Se a PF não tivesse feito a interceptação, João de Deus teria faturado 2,5 bilhões de cruzeiros, o equivalente hoje a cerca de 3,5 milhões de reais. A extração de autunita era fiscalizada por órgãos do governo ligados à política de segurança nacional do regime militar, já que o minério é rico em urânio, matéria-prima para a produção de artefatos nucleares. Após as prisões, o SNI pediu à PF que levantasse mais informações sobre os envolvidos — em especial sobre João de Deus, identificado, na época, apenas como o “indivíduo João Teixeira de Farias (sic)”.

Hugo Marques


“Ele não sente remorso”

Aline Saleh
NO BANHEIRO – Com o pênis de fora, ele dizia que iria “realinhar chacras” (Claudio Gatti/.)
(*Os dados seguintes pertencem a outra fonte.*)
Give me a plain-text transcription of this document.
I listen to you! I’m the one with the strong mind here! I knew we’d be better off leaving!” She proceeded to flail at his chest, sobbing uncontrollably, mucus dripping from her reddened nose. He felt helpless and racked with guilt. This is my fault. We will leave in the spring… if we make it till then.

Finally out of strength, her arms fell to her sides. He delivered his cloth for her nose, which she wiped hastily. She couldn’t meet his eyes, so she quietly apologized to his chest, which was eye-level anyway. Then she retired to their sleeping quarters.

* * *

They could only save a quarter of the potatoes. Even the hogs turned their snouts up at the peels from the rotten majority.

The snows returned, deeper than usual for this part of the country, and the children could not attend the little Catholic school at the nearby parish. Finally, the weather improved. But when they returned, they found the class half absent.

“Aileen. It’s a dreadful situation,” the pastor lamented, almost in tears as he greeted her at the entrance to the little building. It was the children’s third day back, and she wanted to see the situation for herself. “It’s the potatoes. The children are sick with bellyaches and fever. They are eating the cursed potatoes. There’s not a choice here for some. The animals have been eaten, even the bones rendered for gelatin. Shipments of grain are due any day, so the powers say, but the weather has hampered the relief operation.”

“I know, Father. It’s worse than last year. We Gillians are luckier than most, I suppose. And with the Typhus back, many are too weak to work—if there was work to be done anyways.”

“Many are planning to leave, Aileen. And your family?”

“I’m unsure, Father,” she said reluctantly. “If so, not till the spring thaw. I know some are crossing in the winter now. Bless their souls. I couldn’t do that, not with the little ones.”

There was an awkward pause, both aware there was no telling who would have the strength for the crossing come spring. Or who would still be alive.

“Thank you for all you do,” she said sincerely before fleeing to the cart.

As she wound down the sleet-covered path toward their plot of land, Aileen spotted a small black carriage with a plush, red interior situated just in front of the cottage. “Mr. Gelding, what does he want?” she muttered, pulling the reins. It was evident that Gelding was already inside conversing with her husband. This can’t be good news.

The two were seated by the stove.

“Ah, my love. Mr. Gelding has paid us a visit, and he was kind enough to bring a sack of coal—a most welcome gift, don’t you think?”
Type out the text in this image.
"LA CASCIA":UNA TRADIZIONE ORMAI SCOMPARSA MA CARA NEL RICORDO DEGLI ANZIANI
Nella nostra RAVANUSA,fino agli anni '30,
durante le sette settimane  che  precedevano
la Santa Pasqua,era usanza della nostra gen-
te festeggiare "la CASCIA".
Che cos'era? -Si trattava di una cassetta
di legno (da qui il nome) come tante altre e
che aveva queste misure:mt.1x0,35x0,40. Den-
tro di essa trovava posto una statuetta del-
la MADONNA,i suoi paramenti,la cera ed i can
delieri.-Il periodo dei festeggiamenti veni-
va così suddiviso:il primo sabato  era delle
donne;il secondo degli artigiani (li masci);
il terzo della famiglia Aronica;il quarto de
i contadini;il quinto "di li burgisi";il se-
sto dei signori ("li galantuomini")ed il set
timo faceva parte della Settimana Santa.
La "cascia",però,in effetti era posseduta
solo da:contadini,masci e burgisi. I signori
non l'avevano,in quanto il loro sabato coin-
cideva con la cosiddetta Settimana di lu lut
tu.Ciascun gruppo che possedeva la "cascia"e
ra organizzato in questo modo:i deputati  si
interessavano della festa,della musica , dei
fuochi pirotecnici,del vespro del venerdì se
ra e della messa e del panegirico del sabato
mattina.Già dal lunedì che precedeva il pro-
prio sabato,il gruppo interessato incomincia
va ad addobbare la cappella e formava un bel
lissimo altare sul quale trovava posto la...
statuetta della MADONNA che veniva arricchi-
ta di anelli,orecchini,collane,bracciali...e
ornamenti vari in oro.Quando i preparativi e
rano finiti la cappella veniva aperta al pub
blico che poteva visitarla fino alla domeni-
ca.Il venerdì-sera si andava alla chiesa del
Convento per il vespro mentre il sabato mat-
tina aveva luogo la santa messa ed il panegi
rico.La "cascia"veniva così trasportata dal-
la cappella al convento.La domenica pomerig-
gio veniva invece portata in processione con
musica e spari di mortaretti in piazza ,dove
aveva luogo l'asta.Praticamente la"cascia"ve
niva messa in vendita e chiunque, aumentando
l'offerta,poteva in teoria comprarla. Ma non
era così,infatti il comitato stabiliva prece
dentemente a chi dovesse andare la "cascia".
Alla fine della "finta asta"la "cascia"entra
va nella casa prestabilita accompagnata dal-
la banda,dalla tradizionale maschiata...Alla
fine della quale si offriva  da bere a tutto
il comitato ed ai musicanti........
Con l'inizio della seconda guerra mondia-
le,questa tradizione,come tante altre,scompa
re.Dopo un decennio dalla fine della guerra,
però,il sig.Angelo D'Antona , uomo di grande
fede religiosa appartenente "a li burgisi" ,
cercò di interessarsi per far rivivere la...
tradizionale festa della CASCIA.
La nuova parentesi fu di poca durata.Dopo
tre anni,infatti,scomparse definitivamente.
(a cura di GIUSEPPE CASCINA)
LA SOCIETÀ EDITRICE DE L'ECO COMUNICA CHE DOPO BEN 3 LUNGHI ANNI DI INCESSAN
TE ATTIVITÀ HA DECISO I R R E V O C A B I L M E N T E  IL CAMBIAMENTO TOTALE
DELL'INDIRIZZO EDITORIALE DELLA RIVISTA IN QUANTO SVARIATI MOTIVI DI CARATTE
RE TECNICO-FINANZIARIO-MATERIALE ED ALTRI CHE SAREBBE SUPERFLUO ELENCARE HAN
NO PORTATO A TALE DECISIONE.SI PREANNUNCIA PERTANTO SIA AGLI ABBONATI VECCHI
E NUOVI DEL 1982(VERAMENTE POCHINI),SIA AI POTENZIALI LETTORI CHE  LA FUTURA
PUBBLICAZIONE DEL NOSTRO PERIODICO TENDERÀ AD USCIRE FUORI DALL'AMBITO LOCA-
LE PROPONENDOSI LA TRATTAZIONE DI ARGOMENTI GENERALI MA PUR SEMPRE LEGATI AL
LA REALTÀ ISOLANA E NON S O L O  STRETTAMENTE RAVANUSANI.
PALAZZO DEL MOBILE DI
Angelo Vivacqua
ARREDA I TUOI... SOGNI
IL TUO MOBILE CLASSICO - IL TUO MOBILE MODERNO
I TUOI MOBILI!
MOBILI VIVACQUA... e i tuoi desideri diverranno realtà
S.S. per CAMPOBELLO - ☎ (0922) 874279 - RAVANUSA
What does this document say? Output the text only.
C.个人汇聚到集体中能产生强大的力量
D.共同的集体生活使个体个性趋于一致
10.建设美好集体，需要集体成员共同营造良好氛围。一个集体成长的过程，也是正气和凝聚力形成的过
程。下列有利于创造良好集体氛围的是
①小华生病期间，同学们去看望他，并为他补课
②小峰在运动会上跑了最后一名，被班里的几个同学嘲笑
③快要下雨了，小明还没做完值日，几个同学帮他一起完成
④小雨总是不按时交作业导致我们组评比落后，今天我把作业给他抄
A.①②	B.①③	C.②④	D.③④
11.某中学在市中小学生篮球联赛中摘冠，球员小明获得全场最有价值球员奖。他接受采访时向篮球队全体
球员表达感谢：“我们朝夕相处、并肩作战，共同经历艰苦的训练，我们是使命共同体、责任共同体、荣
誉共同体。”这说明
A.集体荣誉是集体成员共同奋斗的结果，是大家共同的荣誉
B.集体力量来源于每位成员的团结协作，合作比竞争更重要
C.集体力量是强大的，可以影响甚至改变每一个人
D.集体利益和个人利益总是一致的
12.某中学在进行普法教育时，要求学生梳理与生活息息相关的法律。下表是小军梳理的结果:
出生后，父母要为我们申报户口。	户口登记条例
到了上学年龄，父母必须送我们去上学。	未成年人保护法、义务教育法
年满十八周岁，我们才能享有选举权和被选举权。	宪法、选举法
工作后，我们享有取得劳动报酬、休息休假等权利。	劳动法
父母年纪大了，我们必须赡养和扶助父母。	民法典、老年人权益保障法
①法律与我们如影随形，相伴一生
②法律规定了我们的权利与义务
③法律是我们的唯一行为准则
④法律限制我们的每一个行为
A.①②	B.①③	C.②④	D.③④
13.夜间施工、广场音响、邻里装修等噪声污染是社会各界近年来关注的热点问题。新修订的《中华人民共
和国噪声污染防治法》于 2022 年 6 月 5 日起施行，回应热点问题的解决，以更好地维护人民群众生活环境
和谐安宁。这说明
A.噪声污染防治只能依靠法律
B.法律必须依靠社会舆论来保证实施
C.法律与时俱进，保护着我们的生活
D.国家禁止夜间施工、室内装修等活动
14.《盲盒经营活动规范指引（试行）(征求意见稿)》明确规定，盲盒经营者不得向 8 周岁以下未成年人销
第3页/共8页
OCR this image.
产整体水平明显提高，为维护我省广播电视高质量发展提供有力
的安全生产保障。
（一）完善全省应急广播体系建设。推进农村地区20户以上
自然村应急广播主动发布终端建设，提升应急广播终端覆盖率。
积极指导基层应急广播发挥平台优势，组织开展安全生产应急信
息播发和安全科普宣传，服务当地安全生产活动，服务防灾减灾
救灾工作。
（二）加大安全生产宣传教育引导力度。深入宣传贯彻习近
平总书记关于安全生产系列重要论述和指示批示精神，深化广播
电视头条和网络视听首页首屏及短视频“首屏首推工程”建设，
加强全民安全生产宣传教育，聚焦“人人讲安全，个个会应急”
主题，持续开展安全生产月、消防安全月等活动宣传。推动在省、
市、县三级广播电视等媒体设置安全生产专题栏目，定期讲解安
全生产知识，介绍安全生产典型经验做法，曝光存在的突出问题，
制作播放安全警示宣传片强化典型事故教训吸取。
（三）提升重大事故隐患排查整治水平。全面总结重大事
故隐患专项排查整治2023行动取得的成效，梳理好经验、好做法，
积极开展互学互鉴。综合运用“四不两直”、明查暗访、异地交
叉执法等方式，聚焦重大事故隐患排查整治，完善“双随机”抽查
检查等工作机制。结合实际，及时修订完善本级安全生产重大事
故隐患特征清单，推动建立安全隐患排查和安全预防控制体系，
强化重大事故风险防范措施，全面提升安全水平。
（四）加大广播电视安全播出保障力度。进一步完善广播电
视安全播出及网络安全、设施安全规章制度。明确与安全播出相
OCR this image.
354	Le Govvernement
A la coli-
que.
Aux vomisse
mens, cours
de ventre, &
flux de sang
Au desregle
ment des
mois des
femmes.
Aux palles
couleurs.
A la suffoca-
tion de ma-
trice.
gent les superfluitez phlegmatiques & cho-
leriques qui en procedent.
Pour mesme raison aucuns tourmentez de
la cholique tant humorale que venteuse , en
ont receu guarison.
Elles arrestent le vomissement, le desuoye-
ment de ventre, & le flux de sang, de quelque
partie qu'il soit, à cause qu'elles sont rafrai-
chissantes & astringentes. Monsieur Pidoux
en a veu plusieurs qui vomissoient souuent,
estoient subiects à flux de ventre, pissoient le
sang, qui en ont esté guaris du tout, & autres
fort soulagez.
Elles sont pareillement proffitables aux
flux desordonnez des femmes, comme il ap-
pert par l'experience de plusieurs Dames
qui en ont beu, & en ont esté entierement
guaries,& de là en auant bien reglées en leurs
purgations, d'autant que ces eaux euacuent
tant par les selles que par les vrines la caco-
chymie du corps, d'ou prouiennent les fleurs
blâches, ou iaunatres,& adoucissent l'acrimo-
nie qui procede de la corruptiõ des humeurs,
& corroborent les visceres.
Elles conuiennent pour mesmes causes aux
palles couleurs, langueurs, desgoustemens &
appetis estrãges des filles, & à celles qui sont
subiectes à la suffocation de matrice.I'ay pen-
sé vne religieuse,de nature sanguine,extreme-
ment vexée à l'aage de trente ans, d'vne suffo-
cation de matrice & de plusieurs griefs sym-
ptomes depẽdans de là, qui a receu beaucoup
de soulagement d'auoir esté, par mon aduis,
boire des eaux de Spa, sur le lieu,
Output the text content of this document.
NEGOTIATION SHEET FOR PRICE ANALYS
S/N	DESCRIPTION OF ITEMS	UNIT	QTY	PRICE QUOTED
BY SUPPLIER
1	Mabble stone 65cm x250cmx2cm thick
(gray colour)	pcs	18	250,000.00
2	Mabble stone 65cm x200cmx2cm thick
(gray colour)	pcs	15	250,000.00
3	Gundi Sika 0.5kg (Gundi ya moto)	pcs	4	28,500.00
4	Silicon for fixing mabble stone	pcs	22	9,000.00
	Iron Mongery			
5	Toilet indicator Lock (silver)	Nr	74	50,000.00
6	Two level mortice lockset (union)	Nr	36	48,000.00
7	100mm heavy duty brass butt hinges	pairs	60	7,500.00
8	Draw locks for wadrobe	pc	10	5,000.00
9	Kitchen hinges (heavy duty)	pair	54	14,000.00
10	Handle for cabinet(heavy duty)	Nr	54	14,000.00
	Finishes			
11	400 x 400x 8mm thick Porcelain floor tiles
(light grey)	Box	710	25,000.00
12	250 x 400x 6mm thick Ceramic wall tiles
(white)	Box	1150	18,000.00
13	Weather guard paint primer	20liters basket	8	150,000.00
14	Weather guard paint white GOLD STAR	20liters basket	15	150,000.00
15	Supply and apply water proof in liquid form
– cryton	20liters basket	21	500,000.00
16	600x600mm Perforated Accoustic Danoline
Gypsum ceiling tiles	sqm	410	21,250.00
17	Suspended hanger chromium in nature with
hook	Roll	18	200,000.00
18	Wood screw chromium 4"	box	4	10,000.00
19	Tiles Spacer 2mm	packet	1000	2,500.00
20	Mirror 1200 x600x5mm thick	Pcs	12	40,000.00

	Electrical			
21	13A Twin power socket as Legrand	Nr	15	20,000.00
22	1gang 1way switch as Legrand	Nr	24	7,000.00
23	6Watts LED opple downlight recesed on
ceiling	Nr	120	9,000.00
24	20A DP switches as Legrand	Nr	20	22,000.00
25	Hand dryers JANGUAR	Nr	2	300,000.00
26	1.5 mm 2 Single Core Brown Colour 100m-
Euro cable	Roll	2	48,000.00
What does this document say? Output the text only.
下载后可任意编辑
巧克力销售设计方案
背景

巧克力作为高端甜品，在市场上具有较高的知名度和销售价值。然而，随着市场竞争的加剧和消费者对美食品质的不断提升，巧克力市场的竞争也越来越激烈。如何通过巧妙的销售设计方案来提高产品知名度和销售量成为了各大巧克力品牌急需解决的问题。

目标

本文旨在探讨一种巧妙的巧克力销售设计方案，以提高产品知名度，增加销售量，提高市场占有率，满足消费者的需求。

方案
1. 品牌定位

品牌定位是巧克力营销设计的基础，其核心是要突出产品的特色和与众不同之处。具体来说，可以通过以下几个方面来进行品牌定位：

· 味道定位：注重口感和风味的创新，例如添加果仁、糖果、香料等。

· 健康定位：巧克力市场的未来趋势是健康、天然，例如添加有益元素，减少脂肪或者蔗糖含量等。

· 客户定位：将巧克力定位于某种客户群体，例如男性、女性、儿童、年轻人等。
“Em 2013, cheguei à sala de João de Deus com a minha avó, mas imediatamente ele sugeriu que ela fosse almoçar: ‘A senhora deve estar com fome, não?’. Logo em seguida, apareceu uma mãe com o filho especial. Irritado com a presença deles, o médium ordenou que eu desse um passe na criança. Fiquei aflita. Nunca tinha feito aquilo na minha vida. Mas fiz o que ele mandou, e os dois saíram. João de Deus se levantou e trancou a porta. Sentou-se no sofá, tendo às costas uma prateleira com fotos dele ao lado de personalidades. Ele disse que precisava realinhar os meus chacras porque as minhas energias estavam bagunçadas. Fiquei de pé, e ele pôs a mão na minha testa, garganta, timo e umbigo. Em um movimento brusco, o médium me levou até o banheiro. Ali, virou-me de costas. Fiquei atônita, não entendi aonde ele queria chegar. João de Deus disse que liberaria a energia kundalini, a mais especial do corpo. Pediu que eu colocasse a mão nos meus quadris e me movimentasse. Então pegou a minha mão e a aproximou dele. Eu a tirei, num reflexo rápido. Mas João de Deus segurou a minha mão de novo. Dessa vez eu me virei. Vi parte do pênis, sem ereção, para fora da calça. Disse que aquilo estava errado, eu não queria mais saber de chacras. Como se nada tivesse acontecido, ele abriu a porta e pediu que chamassem a minha avó. Sentado no sofá, disse que eu estava com a energia renovada. Não apresentou remorso algum. Caí em prantos ao sair de lá.”